BigLake Managed Tables (Iceberg)
BigLake managed Iceberg tables are the primary Iceberg integration — BigQuery manages the Iceberg metadata and writes data files to GCS. This is equivalent to Snowflake’s “Snowflake-managed Iceberg tables”:
- BigQuery is the primary writer and metadata manager.
- Data is stored in customer-owned GCS buckets as standard Parquet files in Iceberg format.
- Other engines (Spark, PyIceberg, Dremio) can read the tables via the Iceberg REST Catalog.
-- BigQuery SQL: create a managed Iceberg table
CREATE TABLE my_dataset.orders (
order_id INT64,
customer_id INT64,
total FLOAT64,
order_date DATE
)
OPTIONS (
file_format = 'PARQUET',
table_format = 'ICEBERG',
storage_uri = 'gs://my-bucket/warehouse/orders/'
);
-- Insert and query as normal BigQuery SQL
INSERT INTO my_dataset.orders VALUES (1001, 42, 150.00, '2026-05-14');
SELECT customer_id, SUM(total) as revenue
FROM my_dataset.orders
WHERE order_date >= '2026-01-01'
GROUP BY customer_id;
BigLake External Tables (Externally-Managed Iceberg)

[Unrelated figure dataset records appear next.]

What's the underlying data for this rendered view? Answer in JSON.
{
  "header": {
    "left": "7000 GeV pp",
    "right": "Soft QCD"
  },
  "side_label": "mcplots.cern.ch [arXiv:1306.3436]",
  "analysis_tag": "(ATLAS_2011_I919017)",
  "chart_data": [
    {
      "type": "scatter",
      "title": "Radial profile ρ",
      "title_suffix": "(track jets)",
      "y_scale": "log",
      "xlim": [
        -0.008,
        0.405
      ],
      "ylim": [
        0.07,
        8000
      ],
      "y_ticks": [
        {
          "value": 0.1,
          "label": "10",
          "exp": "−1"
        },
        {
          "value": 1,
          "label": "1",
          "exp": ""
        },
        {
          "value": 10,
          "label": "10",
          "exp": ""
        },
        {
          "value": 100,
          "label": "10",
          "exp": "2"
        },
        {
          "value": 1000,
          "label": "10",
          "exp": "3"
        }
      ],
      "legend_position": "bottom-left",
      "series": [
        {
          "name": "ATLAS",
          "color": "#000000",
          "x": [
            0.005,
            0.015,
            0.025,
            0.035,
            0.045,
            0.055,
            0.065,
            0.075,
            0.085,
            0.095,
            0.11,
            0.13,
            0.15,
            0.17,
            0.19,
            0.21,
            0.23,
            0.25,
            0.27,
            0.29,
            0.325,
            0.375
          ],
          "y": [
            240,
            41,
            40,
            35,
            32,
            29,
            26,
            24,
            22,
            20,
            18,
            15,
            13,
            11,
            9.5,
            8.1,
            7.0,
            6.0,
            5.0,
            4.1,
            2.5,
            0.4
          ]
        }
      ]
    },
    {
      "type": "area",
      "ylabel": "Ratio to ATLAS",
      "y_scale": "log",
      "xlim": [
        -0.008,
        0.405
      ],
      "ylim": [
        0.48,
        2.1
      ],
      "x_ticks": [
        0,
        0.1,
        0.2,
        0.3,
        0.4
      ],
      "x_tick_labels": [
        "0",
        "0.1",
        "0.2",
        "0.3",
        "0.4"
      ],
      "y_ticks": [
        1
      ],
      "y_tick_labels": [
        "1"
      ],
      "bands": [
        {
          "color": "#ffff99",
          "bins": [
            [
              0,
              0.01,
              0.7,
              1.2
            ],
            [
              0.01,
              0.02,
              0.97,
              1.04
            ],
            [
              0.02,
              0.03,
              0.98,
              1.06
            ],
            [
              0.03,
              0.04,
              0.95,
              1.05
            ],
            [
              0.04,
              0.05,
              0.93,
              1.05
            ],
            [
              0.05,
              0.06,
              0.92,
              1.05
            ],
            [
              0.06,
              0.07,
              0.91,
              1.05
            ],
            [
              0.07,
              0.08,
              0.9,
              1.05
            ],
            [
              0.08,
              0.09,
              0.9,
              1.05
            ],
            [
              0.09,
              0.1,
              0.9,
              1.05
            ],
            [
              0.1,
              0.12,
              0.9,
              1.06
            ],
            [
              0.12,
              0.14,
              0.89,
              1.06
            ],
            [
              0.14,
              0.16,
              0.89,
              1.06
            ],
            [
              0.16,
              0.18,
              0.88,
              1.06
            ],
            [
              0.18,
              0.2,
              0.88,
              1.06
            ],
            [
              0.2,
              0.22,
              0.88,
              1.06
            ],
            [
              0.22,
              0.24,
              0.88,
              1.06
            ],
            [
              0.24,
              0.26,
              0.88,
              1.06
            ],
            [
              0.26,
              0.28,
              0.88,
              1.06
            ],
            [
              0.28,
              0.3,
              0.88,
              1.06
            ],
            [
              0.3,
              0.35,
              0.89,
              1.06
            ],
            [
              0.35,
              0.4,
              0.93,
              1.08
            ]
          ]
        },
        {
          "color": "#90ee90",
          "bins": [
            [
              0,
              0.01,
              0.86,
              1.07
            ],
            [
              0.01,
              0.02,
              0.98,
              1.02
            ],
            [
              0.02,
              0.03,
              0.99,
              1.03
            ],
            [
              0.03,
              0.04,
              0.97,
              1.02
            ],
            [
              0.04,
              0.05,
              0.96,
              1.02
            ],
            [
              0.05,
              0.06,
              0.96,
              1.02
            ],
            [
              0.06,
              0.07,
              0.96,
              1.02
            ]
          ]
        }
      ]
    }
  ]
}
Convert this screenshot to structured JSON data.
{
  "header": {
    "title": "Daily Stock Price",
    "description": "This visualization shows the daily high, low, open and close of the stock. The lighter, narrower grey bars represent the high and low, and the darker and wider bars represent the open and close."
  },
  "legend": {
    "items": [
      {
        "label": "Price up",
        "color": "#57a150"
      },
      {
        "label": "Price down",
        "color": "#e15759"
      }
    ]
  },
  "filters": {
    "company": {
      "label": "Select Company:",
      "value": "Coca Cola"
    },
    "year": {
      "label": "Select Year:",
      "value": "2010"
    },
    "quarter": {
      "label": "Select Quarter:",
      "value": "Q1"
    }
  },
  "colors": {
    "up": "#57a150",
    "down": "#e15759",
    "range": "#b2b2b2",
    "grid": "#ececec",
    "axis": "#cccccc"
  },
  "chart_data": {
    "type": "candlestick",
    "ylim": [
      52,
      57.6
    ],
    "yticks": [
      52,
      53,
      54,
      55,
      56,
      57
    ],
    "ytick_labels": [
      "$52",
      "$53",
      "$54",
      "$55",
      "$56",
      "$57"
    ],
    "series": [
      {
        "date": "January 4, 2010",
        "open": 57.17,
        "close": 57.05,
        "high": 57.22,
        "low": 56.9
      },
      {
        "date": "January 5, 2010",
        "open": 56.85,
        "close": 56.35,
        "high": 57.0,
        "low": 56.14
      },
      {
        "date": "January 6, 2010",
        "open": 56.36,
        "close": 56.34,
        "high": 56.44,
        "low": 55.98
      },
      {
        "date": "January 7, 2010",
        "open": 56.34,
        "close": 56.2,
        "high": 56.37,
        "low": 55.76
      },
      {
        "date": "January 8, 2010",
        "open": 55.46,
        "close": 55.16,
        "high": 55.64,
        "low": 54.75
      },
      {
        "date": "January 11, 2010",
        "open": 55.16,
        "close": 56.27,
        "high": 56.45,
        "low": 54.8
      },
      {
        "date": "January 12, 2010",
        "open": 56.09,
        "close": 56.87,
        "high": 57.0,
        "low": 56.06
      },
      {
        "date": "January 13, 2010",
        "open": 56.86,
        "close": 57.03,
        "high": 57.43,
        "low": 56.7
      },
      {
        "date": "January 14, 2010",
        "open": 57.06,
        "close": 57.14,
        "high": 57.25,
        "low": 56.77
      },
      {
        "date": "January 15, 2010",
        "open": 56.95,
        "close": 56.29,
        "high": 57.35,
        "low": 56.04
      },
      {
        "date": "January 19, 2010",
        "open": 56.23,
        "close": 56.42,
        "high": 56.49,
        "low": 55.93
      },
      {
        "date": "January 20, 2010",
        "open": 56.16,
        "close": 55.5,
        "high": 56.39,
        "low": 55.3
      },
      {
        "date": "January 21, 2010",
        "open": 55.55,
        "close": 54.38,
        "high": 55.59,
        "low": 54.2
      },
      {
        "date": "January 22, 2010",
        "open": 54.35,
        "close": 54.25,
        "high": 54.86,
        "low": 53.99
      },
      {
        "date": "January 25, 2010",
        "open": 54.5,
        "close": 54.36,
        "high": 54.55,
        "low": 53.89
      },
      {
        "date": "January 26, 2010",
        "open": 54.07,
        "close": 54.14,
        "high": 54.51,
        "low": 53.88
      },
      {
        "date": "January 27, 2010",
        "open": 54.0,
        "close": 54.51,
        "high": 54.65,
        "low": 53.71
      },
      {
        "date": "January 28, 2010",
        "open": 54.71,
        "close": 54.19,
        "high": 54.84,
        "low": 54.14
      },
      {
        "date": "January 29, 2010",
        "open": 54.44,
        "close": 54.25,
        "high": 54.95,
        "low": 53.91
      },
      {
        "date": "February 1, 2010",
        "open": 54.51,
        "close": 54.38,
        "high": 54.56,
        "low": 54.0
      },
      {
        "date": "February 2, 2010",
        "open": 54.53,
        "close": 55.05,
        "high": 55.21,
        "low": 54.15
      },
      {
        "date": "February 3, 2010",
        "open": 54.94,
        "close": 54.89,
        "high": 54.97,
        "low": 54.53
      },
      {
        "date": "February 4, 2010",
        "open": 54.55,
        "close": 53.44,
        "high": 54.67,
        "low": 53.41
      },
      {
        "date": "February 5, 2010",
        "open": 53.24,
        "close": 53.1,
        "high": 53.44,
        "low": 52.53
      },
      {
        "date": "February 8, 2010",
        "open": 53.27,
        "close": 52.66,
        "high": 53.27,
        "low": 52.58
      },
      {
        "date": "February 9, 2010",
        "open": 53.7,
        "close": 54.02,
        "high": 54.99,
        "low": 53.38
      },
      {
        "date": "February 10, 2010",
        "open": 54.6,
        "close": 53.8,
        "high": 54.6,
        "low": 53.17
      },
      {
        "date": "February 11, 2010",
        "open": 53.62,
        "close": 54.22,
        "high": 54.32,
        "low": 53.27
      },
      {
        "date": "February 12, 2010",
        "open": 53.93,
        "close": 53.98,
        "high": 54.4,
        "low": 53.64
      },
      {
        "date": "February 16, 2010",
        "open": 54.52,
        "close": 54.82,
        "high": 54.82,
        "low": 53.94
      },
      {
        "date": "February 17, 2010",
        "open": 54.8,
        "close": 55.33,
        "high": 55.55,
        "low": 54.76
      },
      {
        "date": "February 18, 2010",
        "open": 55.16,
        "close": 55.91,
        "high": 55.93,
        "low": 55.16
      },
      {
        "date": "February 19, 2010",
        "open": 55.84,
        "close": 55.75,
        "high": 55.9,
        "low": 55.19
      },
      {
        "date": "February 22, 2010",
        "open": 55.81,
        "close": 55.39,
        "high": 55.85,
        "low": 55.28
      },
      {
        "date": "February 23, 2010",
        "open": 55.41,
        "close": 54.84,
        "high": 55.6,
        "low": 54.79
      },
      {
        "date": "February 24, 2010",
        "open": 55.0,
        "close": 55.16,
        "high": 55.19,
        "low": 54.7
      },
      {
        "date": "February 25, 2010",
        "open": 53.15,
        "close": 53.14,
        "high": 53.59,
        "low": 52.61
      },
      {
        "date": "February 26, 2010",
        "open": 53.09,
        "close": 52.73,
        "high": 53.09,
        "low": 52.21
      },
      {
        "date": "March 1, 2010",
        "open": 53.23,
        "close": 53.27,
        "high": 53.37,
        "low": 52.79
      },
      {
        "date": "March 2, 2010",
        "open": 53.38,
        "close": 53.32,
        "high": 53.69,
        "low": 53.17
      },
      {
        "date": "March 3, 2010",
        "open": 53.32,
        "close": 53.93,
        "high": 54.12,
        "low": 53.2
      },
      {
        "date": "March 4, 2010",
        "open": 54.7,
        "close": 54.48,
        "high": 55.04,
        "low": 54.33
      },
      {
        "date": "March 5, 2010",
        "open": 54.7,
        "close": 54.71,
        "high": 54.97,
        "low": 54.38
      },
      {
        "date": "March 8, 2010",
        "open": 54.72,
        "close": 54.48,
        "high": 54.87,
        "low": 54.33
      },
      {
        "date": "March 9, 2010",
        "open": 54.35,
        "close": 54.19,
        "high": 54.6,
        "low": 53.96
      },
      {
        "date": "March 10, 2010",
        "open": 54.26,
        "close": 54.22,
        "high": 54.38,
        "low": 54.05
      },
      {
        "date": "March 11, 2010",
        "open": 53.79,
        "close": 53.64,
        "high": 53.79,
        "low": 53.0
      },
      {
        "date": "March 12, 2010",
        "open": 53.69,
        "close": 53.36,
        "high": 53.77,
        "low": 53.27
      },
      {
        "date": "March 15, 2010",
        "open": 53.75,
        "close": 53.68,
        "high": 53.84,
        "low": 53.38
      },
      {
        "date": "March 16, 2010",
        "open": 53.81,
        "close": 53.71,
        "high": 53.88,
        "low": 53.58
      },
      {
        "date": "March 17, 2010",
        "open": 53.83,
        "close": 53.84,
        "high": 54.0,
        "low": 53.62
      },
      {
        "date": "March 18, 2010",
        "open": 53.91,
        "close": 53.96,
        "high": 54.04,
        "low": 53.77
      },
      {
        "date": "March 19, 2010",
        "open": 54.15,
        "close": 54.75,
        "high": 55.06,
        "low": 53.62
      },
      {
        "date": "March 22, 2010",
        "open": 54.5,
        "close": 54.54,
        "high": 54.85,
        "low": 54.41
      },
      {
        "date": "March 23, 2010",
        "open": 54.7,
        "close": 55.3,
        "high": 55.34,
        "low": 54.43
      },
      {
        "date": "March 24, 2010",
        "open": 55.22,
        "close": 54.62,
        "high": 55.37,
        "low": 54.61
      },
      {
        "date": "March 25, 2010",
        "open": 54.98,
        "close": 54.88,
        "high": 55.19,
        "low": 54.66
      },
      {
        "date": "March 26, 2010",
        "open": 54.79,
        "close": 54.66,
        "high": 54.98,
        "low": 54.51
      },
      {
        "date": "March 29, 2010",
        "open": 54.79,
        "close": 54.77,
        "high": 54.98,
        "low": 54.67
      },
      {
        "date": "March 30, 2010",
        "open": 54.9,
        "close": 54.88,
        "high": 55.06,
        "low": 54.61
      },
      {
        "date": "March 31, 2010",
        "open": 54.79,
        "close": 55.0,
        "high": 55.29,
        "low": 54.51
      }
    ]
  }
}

For Iceberg tables managed by other engines (Spark, Flink, Dremio), BigQuery can connect as an external reader:
-- Create a BigLake external table over an externally-managed Iceberg table
CREATE EXTERNAL TABLE my_dataset.events
OPTIONS (
format = 'ICEBERG',
uris = ['gs://my-bucket/warehouse/events/'],
require_partition_filter = false
);
-- Refresh metadata after external writes
CALL BQ.REFRESH_EXTERNAL_METADATA_CACHE('my_project.my_dataset.events');
BigLake Metastore (Iceberg REST Catalog)
BigLake Metastore is Google’s managed Iceberg catalog service, implementing the Iceberg REST Catalog specification. It enables multi-engine table sharing:
- BigQuery tables are registered in BigLake Metastore and accessible via the REST API.
- Spark, Flink, PyIceberg, and Dremio connect to BigLake Metastore via the REST Catalog protocol.

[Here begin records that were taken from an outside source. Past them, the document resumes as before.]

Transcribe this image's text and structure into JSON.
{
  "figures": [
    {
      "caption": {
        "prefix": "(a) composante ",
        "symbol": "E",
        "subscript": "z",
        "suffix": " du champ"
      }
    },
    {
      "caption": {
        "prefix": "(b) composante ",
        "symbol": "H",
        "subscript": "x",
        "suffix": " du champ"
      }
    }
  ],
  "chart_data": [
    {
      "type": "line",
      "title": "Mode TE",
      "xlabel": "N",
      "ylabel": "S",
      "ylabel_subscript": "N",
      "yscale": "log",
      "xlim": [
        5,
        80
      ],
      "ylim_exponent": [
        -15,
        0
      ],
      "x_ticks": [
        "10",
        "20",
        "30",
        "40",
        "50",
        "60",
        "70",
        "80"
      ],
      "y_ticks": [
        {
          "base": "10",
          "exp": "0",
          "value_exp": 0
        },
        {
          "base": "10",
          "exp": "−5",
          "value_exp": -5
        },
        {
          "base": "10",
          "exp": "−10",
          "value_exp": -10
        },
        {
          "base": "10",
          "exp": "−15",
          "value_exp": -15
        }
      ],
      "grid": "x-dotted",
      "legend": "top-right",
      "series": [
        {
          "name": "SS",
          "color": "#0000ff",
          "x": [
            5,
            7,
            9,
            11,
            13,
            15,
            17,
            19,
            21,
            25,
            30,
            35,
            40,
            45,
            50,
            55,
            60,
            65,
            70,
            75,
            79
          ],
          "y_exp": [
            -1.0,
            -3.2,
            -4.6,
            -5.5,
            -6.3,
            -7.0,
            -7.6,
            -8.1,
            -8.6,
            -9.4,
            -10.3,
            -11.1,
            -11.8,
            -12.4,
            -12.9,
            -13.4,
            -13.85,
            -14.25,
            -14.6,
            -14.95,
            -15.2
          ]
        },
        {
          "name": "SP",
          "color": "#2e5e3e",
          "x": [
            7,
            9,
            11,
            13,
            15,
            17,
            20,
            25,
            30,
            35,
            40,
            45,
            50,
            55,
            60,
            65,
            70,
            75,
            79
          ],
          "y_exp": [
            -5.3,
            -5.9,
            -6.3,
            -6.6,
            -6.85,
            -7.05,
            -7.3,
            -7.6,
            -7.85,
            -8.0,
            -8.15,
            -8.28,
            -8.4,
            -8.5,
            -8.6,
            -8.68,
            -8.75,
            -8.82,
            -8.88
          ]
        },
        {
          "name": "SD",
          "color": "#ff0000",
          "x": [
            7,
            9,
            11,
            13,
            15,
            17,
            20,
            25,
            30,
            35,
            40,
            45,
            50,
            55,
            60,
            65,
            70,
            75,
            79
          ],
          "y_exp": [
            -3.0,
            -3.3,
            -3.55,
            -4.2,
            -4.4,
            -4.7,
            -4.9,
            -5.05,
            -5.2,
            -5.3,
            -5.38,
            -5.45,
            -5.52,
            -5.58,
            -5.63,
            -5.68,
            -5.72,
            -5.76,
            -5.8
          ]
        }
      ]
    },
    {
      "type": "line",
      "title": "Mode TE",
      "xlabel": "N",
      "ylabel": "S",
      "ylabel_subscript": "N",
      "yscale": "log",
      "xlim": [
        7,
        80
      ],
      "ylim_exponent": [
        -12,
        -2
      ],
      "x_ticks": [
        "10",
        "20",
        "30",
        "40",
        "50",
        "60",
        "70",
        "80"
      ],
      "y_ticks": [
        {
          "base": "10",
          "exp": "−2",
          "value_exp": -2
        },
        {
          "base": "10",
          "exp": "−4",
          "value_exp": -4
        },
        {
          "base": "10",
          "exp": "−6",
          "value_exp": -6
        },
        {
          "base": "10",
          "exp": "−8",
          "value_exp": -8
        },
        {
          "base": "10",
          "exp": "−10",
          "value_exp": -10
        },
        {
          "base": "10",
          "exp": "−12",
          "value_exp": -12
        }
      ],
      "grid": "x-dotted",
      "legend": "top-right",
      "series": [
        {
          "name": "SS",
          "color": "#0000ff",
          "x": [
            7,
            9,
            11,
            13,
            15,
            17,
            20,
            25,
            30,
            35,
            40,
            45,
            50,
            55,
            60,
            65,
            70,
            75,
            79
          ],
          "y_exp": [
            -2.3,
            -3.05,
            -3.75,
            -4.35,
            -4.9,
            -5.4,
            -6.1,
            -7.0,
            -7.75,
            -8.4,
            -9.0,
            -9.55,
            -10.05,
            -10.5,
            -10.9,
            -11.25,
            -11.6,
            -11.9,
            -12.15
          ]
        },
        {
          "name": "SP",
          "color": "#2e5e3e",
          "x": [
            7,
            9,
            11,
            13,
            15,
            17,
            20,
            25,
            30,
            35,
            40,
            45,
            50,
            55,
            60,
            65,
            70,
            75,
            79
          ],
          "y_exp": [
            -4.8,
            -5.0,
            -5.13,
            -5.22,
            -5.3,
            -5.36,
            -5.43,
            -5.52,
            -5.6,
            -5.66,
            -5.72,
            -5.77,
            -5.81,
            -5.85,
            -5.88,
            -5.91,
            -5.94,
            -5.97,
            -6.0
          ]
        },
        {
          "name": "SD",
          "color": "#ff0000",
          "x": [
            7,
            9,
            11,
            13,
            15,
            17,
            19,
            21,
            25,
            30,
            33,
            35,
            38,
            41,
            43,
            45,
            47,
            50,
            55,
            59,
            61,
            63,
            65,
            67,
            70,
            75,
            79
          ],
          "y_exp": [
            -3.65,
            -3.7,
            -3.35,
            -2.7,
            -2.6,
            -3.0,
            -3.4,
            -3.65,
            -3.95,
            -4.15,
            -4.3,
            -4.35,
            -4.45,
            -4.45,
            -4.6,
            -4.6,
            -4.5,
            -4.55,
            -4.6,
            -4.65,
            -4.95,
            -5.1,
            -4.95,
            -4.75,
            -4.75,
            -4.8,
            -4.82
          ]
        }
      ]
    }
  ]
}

- Changes made by any engine are immediately visible to all others.
# PyIceberg: connect to BigLake Metastore
from pyiceberg.catalog import load_catalog
catalog = load_catalog(
"biglake",
**{
"type": "rest",
"uri": "https://biglake.googleapis.com/v1",
"credential": "...", # GCP service account credentials
"warehouse": "projects/my-project/locations/us-central1/catalogs/my-catalog",
}
)
Dataplex and Iceberg Governance
Google Cloud Dataplex provides data governance and metadata management for GCP, with Iceberg table support:
- Data scanning: Profile Iceberg tables and detect data quality issues.
- Metadata discovery: Automatically discover Iceberg tables in GCS and register them.

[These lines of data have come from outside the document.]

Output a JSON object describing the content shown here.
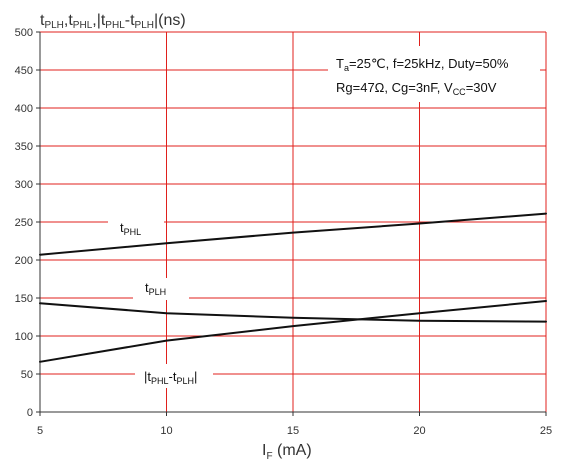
{
  "chart_data": {
    "type": "line",
    "ylabel": "tPLH,tPHL,|tPHL-tPLH|(ns)",
    "ylabel_parts": [
      "t",
      "PLH",
      ",t",
      "PHL",
      ",|t",
      "PHL",
      "-t",
      "PLH",
      "|(ns)"
    ],
    "xlabel": "IF (mA)",
    "xlabel_parts": [
      "I",
      "F",
      " (mA)"
    ],
    "xlim": [
      5,
      25
    ],
    "ylim": [
      0,
      500
    ],
    "x_ticks": [
      5,
      10,
      15,
      20,
      25
    ],
    "y_ticks": [
      0,
      50,
      100,
      150,
      200,
      250,
      300,
      350,
      400,
      450,
      500
    ],
    "grid": true,
    "grid_color": "#e0201c",
    "line_color": "#111111",
    "annotation": {
      "line1_parts": [
        "T",
        "a",
        "=25℃, f=25kHz, Duty=50%"
      ],
      "line2_parts": [
        "Rg=47Ω, Cg=3nF, V",
        "CC",
        "=30V"
      ]
    },
    "series": [
      {
        "name": "tPHL",
        "name_parts": [
          "t",
          "PHL"
        ],
        "x": [
          5,
          10,
          15,
          20,
          25
        ],
        "values": [
          207,
          222,
          236,
          248,
          261
        ]
      },
      {
        "name": "tPLH",
        "name_parts": [
          "t",
          "PLH"
        ],
        "x": [
          5,
          10,
          15,
          20,
          25
        ],
        "values": [
          143,
          130,
          124,
          120,
          119
        ]
      },
      {
        "name": "|tPHL-tPLH|",
        "name_parts": [
          "|t",
          "PHL",
          "-t",
          "PLH",
          "|"
        ],
        "x": [
          5,
          10,
          15,
          20,
          25
        ],
        "values": [
          66,
          94,
          113,
          130,
          146
        ]
      }
    ]
  }
}
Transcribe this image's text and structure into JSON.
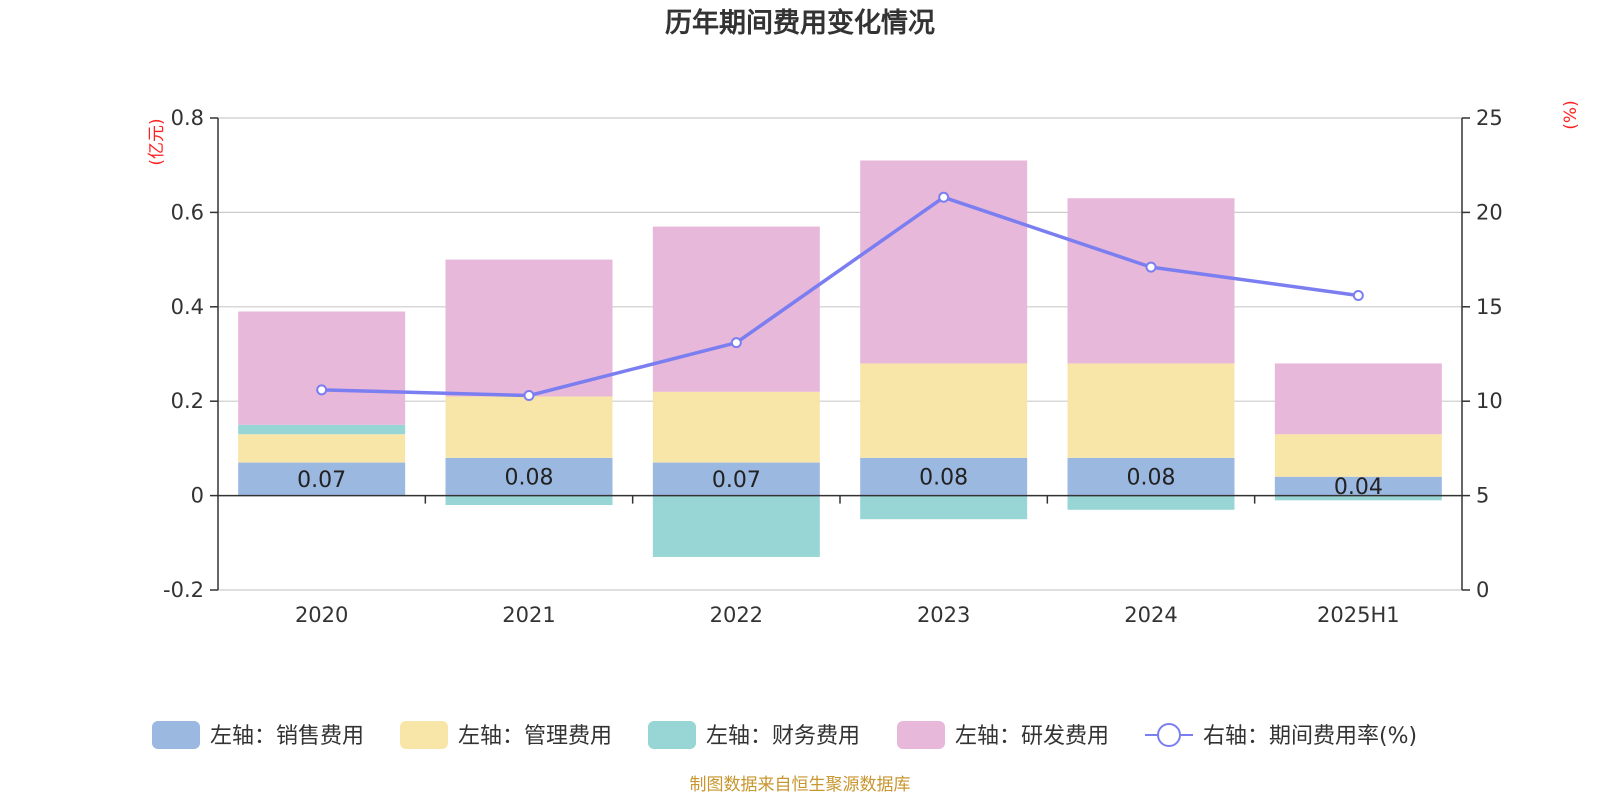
{
  "chart_data": {
    "type": "bar",
    "title": "历年期间费用变化情况",
    "categories": [
      "2020",
      "2021",
      "2022",
      "2023",
      "2024",
      "2025H1"
    ],
    "left_axis": {
      "unit": "(亿元)",
      "ylim": [
        -0.2,
        0.8
      ],
      "ticks": [
        "-0.2",
        "0",
        "0.2",
        "0.4",
        "0.6",
        "0.8"
      ],
      "tick_values": [
        -0.2,
        0,
        0.2,
        0.4,
        0.6,
        0.8
      ]
    },
    "right_axis": {
      "unit": "(%)",
      "ylim": [
        0,
        25
      ],
      "ticks": [
        "0",
        "5",
        "10",
        "15",
        "20",
        "25"
      ],
      "tick_values": [
        0,
        5,
        10,
        15,
        20,
        25
      ]
    },
    "series": [
      {
        "name": "左轴：销售费用",
        "type": "bar",
        "axis": "left",
        "color": "#9bb8e1",
        "values": [
          0.07,
          0.08,
          0.07,
          0.08,
          0.08,
          0.04
        ],
        "labels": [
          "0.07",
          "0.08",
          "0.07",
          "0.08",
          "0.08",
          "0.04"
        ]
      },
      {
        "name": "左轴：管理费用",
        "type": "bar",
        "axis": "left",
        "color": "#f8e6a8",
        "values": [
          0.06,
          0.13,
          0.15,
          0.2,
          0.2,
          0.09
        ]
      },
      {
        "name": "左轴：财务费用",
        "type": "bar",
        "axis": "left",
        "color": "#98d5d5",
        "values": [
          0.02,
          -0.02,
          -0.13,
          -0.05,
          -0.03,
          -0.01
        ]
      },
      {
        "name": "左轴：研发费用",
        "type": "bar",
        "axis": "left",
        "color": "#e7b8d9",
        "values": [
          0.24,
          0.29,
          0.35,
          0.43,
          0.35,
          0.15
        ]
      },
      {
        "name": "右轴：期间费用率(%)",
        "type": "line",
        "axis": "right",
        "color": "#7b7ef0",
        "values": [
          10.6,
          10.3,
          13.1,
          20.8,
          17.1,
          15.6
        ]
      }
    ],
    "grid": true,
    "legend_position": "bottom"
  },
  "source_note": "制图数据来自恒生聚源数据库"
}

- Data lineage: Track lineage of Iceberg table transformations across GCP services.
- Access control: Integrate with IAM to govern Iceberg table access.
Time Travel in BigQuery Iceberg
BigQuery supports Iceberg time travel syntax:
-- Query as of a specific timestamp
SELECT * FROM my_dataset.orders
FOR SYSTEM_TIME AS OF TIMESTAMP '2026-01-15 00:00:00 UTC';
-- Query as of a specific snapshot (BigQuery uses Iceberg snapshot IDs)
SELECT * FROM my_dataset.orders
FOR SYSTEM_VERSION AS OF 8027658604211071520;
BigQuery vs. Dremio for Iceberg Analytics
| Aspect | BigQuery | Dremio |
|---|---|---|
| Architecture | Serverless (Google-managed) | Managed cloud or self-hosted |
| Compute pricing | Per-query (TB scanned) | Per-compute-hour or flat |
| AI Semantic Layer | Limited | Full (AI Semantic Layer) |
| Open Catalog | BigLake Metastore | Apache Polaris (co-created with Snowflake) |
| MCP/AI Agent integration | Via Vertex AI | Native AI Agent + MCP |
| Best for | GCP-native BigQuery workflows | Multi-cloud, AI analytics, open ecosystem |
For teams heavily invested in Google Cloud, BigQuery + BigLake provides a cohesive managed Iceberg experience. For multi-cloud or open ecosystem requirements, Dremio’s Agentic Lakehouse provides broader interoperability and deeper AI integration.